Entre Ciclos, Corpos e Sentidos: Dia Internacional da Pessoa com Deficiência
"Feliz aniversário para mim e feliz dia de reflexão sobre nossas (d)eficiências!"
Há 50 anos, aproximadamente neste dia, eu estava nascendo… mas foi só em 1992 que as Nações Unidas definiram a data que promoveria a compreensão sobre as questões da deficiência e garantir direitos e dignidade à pessoa com deficiência.
Aniversariar é um gesto simbólico que ultrapassa a contagem dos dias. Não se trata apenas de completar mais um ciclo, mas de reconhecer que o tempo não passa sobre nós - ele passa em nós. Cada ano vivido marca o corpo, desloca a alma, reorganiza desejos e reinscreve, no tecido do inconsciente, as marcas do que pudemos ser e do que ainda tentamos significar. Sou PcD e aniversario neste dia!
Fazer aniversário no 3 de dezembro - Dia Internacional da Pessoa com Deficiência - é assumir uma convergência rara: o encontro entre a temporalidade íntima do sujeito e a temporalidade política dos corpos que interrogam a norma. Há algo profundamente psicanalítico nesse encontro, porque ambos os movimentos - o de nascer de novo e o de reivindicar humanidade em um mundo capacitista - exigem uma operação semelhante: a de dar sentido ao que, desde sempre, foi significado por Outros.
Na lógica do inconsciente, o nascimento não é evento passado; é um processo contínuo. Vamos "nascendo" a cada vez que conseguimos simbolizar uma dor, transformar um limite em forma de vida ou criar uma narrativa capaz de sustentar nossa existência diante do real. Nessa chave, o aniversário não celebra a cronologia, mas a potência de transmitir-se, de reatualizar a própria história e reinscrever-se no mundo.
Quando pensamos na deficiência, essa relação com o nascimento ganha outra camada. O capacitismo opera justamente retirando da pessoa com deficiência a autoridade sobre sua própria significação. O corpo é sempre lido pelos outros: como menos, como falho, como insuficiente. A travessia subjetiva - e política - é recuperar o direito de significar-se, de nomear-se, de existir sem pedir licença.
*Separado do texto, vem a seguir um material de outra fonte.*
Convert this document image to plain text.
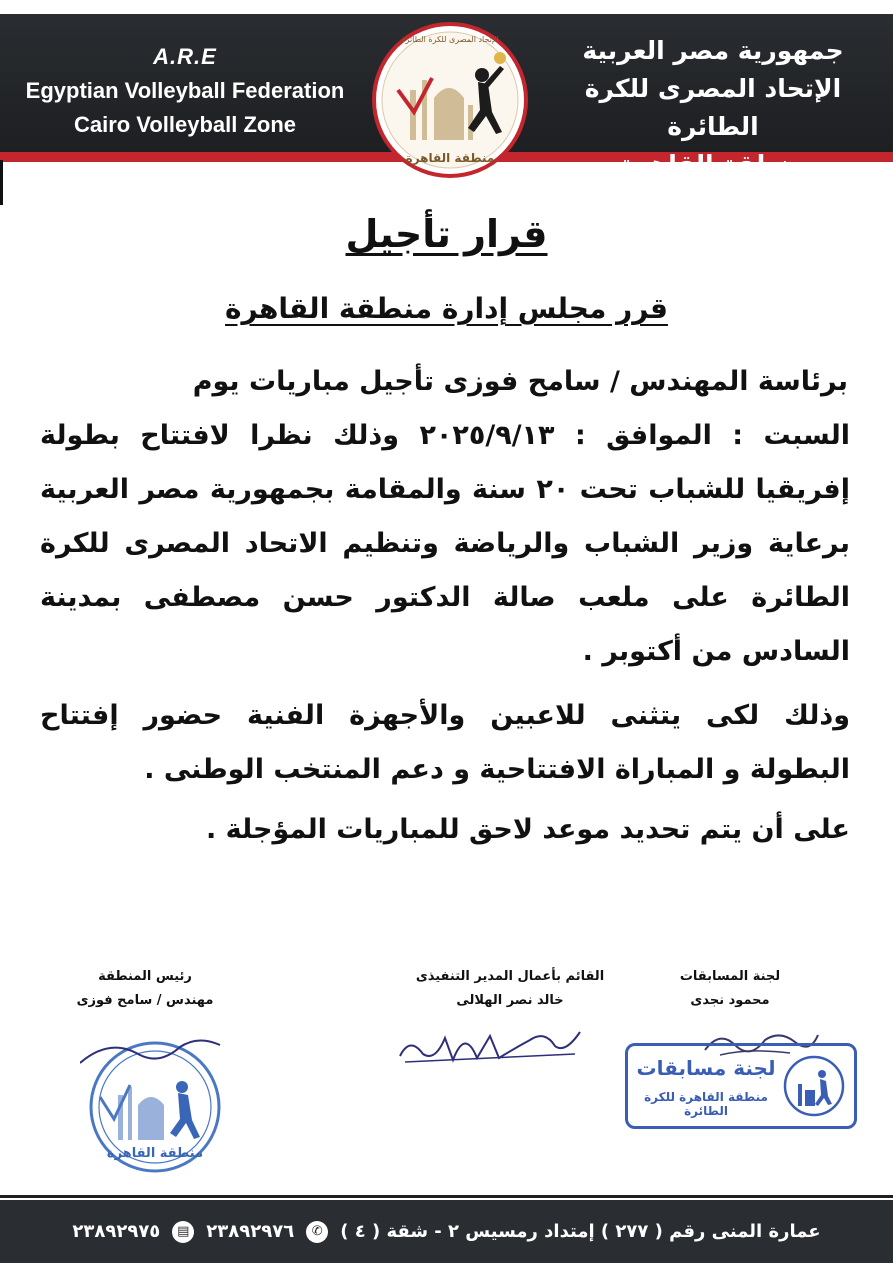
A.R.E
Egyptian Volleyball Federation
Cairo Volleyball Zone
جمهورية مصر العربية
الإتحاد المصرى للكرة الطائرة
منطقة القاهرة
منطقة القاهرة
الإتحاد المصرى للكرة الطائرة
قرار تأجيل
قرر مجلس إدارة منطقة القاهرة

برئاسة المهندس / سامح فوزى تأجيل مباريات يوم

السبت : الموافق : ٢٠٢٥/٩/١٣ وذلك نظرا لافتتاح بطولة إفريقيا للشباب تحت ٢٠ سنة والمقامة بجمهورية مصر العربية برعاية وزير الشباب والرياضة وتنظيم الاتحاد المصرى للكرة الطائرة على ملعب صالة الدكتور حسن مصطفى بمدينة السادس من أكتوبر .

وذلك لكى يتثنى للاعبين والأجهزة الفنية حضور إفتتاح البطولة و المباراة الافتتاحية و دعم المنتخب الوطنى .

على أن يتم تحديد موعد لاحق للمباريات المؤجلة .

لجنة المسابقات
محمود نجدى
القائم بأعمال المدير التنفيذى
خالد نصر الهلالى
رئيس المنطقة
مهندس / سامح فوزى
لجنة مسابقات
منطقة القاهرة للكرة الطائرة
منطقة القاهرة
عمارة المنى رقم ( ٢٧٧ ) إمتداد رمسيس ٢ - شقة ( ٤ )
✆
٢٣٨٩٢٩٧٦
▤
٢٣٨٩٢٩٧٥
Nesse sentido, deficiência não é ausência; é diferença. Não é falta; é forma. E, sobretudo, não é limite; é linguagem. Uma linguagem que habito desde a perda do olho esquerdo, ainda na infância com a sífilis congênita.
Tal como o sujeito que aniversaria, o corpo com deficiência também afirma: eu sou uma história em curso. Sou o que me aconteceu, mas também o que faço com aquilo que me aconteceu. Sou aquilo que o mundo tentou barrar, mas também o que reinvento apesar e a partir disso. Sou marca, mas também gesto. Sou limite, mas também abertura.
Se, para Freud, a vida psíquica é o trabalho de ligar o que nos escapa, e se, para Lacan, o sujeito é esse furo que insiste em significar-se, então aniversariar hoje - neste dia 03 de dezembro - é aceitar que cada corpo é um texto inacabado que pede leitura cuidadosa. A deficiência, quando lida para além do estigma, nos ensina o essencial: que não há corpo que não precise de apoio, que não há sujeito que não dependa de redes, que independência é mito e que a interdependência é a verdade mais profunda do humano.
Talvez seja essa, afinal, a lição que une o meu aniversário e o Dia Internacional da Pessoa com Deficiência: somos seres que só se sustentam porque o outro existe - e porque existimos uns para os outros.
Hoje, portanto, o convite é duplo: celebro o meu percurso singular com todas as travessias que me constituíram, e reconheço a dignidade radical dos corpos que insistem em viver em um mundo que ainda não aprendeu a nomeá-los sem violência. Porque nascer - e renascer - é sempre um ato político.
E porque todo aniversário, especialmente neste dia, é também a lembrança de que, antes de qualquer diagnóstico ou diferença, somos sujeitos desejantes, falantes e capazes de produzir sentido onde antes havia apenas silêncio.
Feliz aniversário para mim e feliz dia de reflexão sobre nossas (d)eficiências!
* Este é um artigo de opinião, de responsabilidade do autor, e não reflete a opinião do Brasil 247.